In a subchronic inhalation studies 15 male/female CD rats, 15 male/female Engle hamsters or 3 Rhesus monkeys per sex per dose were exposed by inhalation (whole body) to 0, 1.1, 3.3 and 9.8 mg/m³(0, 0.3, 0.8, and 2.4 ppm) maleic anhydride for six hours/day, five days/week for six months. Body weights were decreased in male and female rats in the mid- and high-exposure groups at intervals during the study. However, at study termination, body weights were decreased only in the male animals of the high-exposure group (6 - 8%). All other effects were limited to the respiratory tract and eye. In the high-exposure groups, nasal discharge, ocular irritation, and slight dyspnea with coughing and sneezing were observed. The effects were less severe in the animals from the mid- and low-exposure groups. In the rats and hamsters (but not monkeys), hyperplastic changes in the nasal tissues were present in the mid- and high-exposure groups only. Also in the rats and hamsters, metaplastic changes in the nasal tissues were present in all exposure groups. In all species, there was some mucosal and/or submucosal infiltration of neutrophils into the nasal tissues at all exposure groups. All of these effects were considered indicative of irritation and judged to be reversible. The NOAEC (systemic) for male and female rats is considered to be 3.3 mg/m³ (the temporarily reduced body weight in both sexes was not regarded as an adverse effect). The LOAEC (systemic) of 9.8 mg/m³for male and female rats is based on decreased body weights for longer time periods in both sexes and increased amounts of hemosiderin pigment in the red pulp from spleens of female rats. As there were no adverse effects detected in hamsters and monkeys the NOEC (systemic) for hamsters and monkeys (males and females) is assessed as 9.8 mg/m³. Based on localized nasal irritation effects in all tested animal species (males and females), the LOAEC(local) is considered as 1.1 mg/m³.

A subacute inhalation study (0, 0.01, 0.03, 0.1 mg/L maleic anhydride) with male and female Sprague-Dawley rats (10 per sex per dose) was also conducted. Evidence of nasal and ocular irritation (concentration-dependent) occurred at all treatment levels after 1 month. At the highest concentration, ocular and nasal discharge, periodic nasal bleeding and respiratory distress were seen. Less severe effects occurred at lower concentrations. Reduced body weight gain (both sexes) and food consumption (females only) occurred at 32 and 86 mg/m³. There were no haematological, clinical chemistry or urine changes that could be conclusively attributed to treatment. A number of organ weight differences were seen but these were considered to be related to body weight differences. There was an increased incidence of hemorrhagic lung foci in the mid- and high-exposure groups compared to controls. There were also treatment-related effects (concentration-related) in the nasal turbinates, trachea and lungs. These included epithelial hyperplasia and presence of inflammatory exudate in the nasal turbinates and trachea, and in the lungs, epithelial hyperplasia, squamous metaplasia and intra-alveolar hemorrhage. The severity of the microscopic changes was generally described as slight to moderate. Also, keratitis or corneal vascularization was noted in the eyes of a number of animals from the high-dose group, which was considered by the authors to be a local effect and not a reflection of systemic toxicity. Due to changes in the organ weights/reduced body weight, the LOAEC (systemic) was considered to be 0.01 mg/L air. There were also local effects in the respiratory tract at all applied dose levels and therefore a LOAEC (local) was also defined as 0.01 mg/L air.

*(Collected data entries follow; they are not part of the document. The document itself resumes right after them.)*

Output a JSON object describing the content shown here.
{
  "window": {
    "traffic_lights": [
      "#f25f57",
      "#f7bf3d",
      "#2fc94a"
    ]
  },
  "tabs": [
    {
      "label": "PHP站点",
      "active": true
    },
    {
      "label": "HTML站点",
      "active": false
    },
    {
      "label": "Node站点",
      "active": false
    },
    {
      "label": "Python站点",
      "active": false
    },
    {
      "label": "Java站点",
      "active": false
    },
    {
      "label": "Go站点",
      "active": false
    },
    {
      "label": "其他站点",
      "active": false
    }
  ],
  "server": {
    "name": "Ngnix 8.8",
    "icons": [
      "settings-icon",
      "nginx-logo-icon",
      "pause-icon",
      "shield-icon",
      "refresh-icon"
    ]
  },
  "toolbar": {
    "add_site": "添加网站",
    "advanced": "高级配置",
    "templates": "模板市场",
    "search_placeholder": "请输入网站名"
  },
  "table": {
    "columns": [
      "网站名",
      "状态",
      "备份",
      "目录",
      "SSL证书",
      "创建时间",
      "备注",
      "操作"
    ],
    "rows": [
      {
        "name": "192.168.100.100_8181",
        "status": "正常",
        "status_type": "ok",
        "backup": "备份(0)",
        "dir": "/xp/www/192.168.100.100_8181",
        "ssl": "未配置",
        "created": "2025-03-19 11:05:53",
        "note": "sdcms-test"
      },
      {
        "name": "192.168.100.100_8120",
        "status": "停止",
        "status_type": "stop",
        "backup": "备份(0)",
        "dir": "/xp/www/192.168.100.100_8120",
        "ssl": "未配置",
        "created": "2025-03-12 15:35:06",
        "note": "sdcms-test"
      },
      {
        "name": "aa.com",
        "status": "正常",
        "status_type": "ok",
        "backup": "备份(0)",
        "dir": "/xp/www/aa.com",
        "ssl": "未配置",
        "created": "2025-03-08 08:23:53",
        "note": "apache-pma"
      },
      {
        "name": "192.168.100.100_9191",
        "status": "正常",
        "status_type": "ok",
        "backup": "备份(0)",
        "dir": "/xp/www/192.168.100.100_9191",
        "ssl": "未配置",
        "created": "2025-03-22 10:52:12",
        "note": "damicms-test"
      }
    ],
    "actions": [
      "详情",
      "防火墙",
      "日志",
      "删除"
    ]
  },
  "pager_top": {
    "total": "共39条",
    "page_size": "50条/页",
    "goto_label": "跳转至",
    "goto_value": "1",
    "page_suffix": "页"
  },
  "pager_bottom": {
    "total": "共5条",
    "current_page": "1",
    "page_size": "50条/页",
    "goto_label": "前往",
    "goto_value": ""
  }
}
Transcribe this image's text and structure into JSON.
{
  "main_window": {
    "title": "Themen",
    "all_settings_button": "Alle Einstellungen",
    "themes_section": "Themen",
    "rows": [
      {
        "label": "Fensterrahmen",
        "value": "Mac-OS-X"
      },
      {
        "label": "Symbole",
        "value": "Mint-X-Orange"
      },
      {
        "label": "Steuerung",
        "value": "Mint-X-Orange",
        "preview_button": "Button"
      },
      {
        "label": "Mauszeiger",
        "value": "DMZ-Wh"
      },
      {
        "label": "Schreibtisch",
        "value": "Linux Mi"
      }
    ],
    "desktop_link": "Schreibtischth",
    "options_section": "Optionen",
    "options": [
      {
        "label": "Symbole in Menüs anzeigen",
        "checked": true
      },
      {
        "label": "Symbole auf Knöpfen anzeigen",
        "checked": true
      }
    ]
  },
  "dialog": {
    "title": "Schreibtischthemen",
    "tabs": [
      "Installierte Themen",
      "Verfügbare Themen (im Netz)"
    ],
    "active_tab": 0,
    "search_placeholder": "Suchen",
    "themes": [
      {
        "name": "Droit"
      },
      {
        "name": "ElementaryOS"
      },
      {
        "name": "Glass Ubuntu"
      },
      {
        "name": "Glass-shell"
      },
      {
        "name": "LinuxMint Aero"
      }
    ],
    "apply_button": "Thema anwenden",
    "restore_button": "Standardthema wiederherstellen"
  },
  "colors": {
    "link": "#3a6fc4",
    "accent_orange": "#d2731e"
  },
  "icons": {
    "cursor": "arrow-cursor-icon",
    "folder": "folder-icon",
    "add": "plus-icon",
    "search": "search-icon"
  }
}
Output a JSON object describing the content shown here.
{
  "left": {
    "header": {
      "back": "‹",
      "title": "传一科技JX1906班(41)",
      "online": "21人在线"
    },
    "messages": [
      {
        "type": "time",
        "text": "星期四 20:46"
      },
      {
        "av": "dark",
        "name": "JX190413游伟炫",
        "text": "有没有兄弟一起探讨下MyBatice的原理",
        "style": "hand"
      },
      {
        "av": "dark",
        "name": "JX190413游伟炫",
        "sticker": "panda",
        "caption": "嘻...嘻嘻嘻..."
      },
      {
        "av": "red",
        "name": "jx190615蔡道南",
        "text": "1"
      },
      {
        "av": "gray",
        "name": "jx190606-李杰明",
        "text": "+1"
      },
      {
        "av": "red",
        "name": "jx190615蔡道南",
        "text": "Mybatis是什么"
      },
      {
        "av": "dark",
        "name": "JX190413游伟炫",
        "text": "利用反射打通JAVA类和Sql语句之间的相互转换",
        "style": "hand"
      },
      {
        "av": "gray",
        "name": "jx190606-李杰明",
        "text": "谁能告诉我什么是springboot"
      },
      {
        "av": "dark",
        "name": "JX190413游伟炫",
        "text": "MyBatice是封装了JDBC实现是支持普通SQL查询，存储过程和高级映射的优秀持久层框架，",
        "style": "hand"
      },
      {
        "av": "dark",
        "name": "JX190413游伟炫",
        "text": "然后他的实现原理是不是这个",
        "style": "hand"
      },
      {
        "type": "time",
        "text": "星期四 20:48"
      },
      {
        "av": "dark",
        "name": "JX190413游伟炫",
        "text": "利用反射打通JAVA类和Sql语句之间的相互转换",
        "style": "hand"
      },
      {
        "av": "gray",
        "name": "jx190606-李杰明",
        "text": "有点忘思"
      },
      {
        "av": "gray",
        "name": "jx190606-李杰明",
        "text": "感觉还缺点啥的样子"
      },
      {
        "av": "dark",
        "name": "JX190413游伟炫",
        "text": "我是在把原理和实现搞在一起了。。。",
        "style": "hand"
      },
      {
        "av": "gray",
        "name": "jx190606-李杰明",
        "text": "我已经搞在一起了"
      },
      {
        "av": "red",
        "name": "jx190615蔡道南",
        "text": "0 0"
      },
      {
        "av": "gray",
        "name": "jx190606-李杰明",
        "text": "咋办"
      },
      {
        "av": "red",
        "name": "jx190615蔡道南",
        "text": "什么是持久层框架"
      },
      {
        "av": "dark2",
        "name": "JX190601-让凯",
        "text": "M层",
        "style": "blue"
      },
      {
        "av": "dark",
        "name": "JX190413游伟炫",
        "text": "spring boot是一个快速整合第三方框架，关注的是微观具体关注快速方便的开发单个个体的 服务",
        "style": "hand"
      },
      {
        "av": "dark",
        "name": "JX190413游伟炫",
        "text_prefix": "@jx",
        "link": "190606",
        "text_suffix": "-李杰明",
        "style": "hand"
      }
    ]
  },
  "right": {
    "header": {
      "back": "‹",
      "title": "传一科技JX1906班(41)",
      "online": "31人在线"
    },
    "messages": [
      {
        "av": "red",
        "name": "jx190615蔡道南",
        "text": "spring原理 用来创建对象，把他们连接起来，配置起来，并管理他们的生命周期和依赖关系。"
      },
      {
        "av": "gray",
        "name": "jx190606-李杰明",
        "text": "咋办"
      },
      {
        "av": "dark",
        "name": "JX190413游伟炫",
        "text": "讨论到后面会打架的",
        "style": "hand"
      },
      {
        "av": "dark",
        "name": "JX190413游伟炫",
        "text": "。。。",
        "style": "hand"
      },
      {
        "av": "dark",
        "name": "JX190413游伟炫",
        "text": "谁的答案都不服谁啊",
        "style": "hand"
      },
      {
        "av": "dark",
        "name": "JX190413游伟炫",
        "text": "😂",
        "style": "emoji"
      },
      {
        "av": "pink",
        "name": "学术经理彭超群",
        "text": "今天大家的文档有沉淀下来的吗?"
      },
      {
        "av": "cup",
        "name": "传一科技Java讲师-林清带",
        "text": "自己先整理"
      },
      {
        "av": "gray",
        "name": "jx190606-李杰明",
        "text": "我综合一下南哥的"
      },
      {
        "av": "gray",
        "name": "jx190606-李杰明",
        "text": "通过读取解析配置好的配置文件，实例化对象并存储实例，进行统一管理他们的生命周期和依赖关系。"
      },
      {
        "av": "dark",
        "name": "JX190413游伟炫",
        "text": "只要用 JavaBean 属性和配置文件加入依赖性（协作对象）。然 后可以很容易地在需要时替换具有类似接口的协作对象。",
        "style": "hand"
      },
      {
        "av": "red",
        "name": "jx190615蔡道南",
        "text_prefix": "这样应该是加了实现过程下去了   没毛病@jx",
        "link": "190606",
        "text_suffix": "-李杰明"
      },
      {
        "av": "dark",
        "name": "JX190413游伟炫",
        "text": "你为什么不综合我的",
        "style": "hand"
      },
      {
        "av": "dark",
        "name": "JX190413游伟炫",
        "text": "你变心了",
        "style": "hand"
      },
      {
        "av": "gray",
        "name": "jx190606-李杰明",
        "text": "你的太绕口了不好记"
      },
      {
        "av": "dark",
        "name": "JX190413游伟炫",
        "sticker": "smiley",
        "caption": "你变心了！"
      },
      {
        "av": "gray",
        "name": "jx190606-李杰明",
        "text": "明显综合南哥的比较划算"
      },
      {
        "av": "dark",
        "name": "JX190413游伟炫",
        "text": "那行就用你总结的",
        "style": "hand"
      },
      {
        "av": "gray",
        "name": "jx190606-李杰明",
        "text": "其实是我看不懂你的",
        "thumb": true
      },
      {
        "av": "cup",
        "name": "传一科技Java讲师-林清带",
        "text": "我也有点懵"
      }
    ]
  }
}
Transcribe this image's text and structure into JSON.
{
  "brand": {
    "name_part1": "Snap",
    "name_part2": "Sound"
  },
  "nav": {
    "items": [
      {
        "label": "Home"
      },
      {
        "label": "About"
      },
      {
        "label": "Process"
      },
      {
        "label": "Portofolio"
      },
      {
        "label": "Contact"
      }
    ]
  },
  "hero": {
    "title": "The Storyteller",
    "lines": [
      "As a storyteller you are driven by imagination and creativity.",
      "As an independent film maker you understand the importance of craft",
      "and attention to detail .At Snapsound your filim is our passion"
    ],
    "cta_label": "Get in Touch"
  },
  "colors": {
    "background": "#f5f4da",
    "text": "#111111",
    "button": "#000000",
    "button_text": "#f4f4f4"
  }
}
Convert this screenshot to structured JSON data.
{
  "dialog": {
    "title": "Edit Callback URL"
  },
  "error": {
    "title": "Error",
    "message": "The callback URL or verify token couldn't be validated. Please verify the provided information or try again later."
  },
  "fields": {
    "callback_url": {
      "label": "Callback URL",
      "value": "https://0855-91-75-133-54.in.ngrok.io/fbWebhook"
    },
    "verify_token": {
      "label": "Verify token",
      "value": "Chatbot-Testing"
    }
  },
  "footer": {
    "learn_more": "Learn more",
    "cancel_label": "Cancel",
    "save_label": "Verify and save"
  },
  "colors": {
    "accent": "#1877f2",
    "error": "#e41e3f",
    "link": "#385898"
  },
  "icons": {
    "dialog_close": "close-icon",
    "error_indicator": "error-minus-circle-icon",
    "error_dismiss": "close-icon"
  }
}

Since rodents (rats & hamsters) are obligatory nasal breathers, it is difficult to extrapolate the significance of these findings to humans or other species which are capable of breathing through their mouths.

Justification for classification or non-classification

Based on the available data and in accordance with ATP13 to CLP Regulation 1272/2008 classification as STOT RE 1, H372 (causes damage to organs < Respiratory system> through prolonged or repeated exposure <by inhalation>) is warranted.